Stralsund: Festwoche rund um die Jakobi-Orgel

von Juliane Voigt

Die Stralsunder St.-Jakobi-Kirche hatte drei große Orgeln - zunächst eine aus dem 16. Jahrhundert, dann eine aus dem 18. Jahrhundert und schließlich eine Mehmel-Orgel aus dem 19. Jahrhundert. Diese war letztlich nicht mehr spielbar. Im Rahmen der Stralsunder Orgeltage wurde am Wochenende die neue Orgel in der Jakobi-Kirche mit einem Konzert und einem Gottesdienst eingeweiht. Die Festwoche zur Einweihung der neuen Orgel läuft bis zum 27. September.
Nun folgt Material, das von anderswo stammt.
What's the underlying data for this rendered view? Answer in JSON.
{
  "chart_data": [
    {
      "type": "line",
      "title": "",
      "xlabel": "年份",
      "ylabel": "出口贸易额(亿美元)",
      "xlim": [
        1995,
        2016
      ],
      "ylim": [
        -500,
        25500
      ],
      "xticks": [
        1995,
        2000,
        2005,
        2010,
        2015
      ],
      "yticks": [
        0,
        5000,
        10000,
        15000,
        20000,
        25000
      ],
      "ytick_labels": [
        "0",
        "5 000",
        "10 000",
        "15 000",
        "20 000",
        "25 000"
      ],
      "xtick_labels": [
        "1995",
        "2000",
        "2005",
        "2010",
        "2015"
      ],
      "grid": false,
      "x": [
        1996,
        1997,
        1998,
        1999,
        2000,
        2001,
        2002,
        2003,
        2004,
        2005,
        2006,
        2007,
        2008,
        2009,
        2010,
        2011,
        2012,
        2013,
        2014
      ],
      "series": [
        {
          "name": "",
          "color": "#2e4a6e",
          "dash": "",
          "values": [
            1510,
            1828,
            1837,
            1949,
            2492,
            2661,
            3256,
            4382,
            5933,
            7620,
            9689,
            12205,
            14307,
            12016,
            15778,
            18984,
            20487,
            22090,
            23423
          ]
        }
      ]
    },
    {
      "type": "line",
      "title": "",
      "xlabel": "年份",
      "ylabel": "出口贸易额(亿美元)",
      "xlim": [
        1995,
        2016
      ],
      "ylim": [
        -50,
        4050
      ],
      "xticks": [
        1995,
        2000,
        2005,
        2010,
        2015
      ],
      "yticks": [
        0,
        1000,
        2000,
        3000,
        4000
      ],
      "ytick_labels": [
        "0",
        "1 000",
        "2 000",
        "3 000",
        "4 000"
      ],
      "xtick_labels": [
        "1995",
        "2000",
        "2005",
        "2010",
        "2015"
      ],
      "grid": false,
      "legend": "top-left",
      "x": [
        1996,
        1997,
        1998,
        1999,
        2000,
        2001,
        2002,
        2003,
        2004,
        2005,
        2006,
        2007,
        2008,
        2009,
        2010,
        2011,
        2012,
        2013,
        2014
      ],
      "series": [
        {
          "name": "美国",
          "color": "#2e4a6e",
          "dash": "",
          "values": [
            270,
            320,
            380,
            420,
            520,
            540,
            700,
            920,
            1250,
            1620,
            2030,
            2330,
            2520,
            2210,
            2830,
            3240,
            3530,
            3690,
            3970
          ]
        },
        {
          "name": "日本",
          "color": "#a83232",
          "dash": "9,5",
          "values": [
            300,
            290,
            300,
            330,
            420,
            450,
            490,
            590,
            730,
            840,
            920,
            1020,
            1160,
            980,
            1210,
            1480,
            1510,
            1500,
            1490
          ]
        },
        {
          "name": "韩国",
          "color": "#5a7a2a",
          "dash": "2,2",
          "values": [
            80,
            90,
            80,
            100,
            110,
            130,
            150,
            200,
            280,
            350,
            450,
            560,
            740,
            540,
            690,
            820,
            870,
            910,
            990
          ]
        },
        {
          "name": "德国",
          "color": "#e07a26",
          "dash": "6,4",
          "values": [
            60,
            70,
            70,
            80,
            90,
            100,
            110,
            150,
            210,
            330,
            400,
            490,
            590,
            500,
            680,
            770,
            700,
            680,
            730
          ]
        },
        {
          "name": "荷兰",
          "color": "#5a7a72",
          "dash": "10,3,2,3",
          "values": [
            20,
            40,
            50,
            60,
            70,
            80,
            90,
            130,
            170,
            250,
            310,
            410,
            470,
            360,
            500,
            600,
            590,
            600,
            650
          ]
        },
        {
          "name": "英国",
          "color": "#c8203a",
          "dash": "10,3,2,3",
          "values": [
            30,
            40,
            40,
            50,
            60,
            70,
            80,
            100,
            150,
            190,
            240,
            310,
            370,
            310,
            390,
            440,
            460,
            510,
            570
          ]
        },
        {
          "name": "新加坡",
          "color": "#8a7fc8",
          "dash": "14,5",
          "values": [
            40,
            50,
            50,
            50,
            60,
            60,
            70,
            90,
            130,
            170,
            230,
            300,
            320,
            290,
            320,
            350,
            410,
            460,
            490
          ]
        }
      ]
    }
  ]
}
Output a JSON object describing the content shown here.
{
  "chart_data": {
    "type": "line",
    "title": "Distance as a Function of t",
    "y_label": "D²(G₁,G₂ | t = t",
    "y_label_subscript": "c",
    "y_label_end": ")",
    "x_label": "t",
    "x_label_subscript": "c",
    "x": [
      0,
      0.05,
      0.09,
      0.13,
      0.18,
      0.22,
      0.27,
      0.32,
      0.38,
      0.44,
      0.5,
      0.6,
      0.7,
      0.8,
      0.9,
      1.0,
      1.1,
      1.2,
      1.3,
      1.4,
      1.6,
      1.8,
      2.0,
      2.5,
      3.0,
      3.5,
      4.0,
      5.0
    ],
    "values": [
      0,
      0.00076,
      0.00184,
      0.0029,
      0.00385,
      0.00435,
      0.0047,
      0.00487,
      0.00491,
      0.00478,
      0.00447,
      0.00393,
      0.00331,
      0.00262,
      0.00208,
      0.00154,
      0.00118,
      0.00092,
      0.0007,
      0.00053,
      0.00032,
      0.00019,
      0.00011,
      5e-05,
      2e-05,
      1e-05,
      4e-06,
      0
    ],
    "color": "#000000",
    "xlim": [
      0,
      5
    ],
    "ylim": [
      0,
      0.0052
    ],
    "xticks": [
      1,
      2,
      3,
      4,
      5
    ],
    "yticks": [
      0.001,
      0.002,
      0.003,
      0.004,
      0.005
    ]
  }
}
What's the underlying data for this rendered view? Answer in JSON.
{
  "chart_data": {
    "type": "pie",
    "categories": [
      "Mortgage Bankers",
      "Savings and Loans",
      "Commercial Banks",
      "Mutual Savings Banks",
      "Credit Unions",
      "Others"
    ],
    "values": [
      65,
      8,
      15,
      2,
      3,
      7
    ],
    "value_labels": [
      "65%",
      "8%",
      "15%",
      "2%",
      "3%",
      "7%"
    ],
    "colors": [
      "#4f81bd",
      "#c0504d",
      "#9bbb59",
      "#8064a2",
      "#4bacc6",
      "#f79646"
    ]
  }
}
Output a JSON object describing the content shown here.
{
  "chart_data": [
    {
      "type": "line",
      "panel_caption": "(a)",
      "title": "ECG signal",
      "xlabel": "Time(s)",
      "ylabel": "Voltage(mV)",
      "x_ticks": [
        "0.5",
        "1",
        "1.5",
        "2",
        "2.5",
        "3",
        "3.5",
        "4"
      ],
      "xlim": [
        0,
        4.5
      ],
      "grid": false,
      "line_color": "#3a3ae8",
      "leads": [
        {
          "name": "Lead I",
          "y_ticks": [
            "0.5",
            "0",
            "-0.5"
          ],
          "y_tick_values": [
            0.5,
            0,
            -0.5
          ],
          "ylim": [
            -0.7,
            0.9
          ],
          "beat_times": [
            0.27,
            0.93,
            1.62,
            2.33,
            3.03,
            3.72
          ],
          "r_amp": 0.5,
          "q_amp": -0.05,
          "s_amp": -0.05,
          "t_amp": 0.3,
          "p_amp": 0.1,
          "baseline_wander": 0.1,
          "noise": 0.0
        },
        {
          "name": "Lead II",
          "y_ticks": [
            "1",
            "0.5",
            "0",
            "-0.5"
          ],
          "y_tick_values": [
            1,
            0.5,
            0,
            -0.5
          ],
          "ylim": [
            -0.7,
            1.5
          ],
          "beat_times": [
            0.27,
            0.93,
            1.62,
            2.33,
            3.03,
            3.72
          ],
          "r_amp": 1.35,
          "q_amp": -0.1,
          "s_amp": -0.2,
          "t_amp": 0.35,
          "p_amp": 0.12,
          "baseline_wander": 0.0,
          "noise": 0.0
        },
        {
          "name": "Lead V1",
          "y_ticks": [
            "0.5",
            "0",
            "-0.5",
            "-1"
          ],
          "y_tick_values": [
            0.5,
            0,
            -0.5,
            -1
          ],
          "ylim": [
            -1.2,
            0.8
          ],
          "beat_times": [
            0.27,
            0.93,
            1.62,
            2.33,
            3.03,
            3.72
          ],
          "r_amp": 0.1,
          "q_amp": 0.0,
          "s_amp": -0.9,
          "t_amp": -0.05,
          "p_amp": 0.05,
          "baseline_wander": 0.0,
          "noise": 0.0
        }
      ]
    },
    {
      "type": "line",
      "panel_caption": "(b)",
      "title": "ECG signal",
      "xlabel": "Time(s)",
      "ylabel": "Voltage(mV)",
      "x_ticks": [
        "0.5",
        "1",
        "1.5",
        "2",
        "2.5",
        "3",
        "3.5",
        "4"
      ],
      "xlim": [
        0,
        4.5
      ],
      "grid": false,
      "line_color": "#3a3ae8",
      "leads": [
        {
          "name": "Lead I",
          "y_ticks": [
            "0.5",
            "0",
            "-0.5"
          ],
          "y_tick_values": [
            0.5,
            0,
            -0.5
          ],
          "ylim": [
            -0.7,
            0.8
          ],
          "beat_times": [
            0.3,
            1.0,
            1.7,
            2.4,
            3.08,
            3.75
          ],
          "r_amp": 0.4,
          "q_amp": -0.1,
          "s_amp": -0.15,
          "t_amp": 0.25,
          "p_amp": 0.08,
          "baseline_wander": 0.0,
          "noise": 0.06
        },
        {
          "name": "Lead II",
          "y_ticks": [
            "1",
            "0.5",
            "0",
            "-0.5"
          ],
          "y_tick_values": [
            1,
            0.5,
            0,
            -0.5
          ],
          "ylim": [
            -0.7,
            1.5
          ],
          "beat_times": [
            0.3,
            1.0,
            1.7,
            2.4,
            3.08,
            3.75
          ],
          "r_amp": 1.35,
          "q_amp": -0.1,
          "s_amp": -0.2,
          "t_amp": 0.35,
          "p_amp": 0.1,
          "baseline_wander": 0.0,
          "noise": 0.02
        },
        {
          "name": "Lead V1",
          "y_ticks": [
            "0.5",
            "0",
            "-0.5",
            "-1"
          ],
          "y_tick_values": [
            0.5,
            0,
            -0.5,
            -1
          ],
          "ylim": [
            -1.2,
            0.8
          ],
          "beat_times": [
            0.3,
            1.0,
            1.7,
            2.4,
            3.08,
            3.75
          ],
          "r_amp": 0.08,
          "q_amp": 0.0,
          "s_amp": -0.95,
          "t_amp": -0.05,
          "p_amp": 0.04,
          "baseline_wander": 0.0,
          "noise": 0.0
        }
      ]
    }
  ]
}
Stralsunder Orgeltage © NDR
Die neue Orgel in der St.-Jakobi-Kirche in Stralsund hat 51 Register mit über 3.000 Pfeifen.

Die neue Orgel in der St.-Jakobi-Kirche in Stralsund ist eine wahre Königin. Eine barocke Schönheit, in dunklem Samtgrau. In der Mitte prangt ein goldener Sternenkranz wie eine kostbare Brosche. Himmlische Instrumentalisten musizieren in 25 Meter Höhe auf dem schmuckvollen Prospekt.

Seit dem Ende des Zweiten Weltkriegs war an der Stelle ein leeres Orgelgehäuse. Die Orgel war während des Krieges zerstört worden. Für Oberbürgermeister Alexander Badrow wurde mit der Orgel eine Lücke geschlossen: "Ein großer langer Traum, der für uns in Erfüllung geht, die drei große Orgeln in Stralsund wieder vollständig zu haben, und dort Konzerte zu haben."

Neue Orgel hat mehr als 3.000 Pfeifen

Gebaut hat sie der Dresdner Orgelbauer Kristian Wegscheider. Es gibt drei Spielmanuale, 51 Register, mehr als 3.000 Pfeifen - aus Holz und Metall, in allen Größen, jede einzeln eingepasst und gestimmt.

2,4 Millionen Euro haben Bund, Land, Stadt und Stiftungen in die neue Orgel investiert. Der Bau dauerte etwa drei Jahre. "Eine Arbeit, die zu Anfang noch nicht überschaubar war", sagt Wegscheider. "Wir haben zwischendurch sehr verzweifelte Momente gehabt." Doch das Engagement sei riesig gewesen.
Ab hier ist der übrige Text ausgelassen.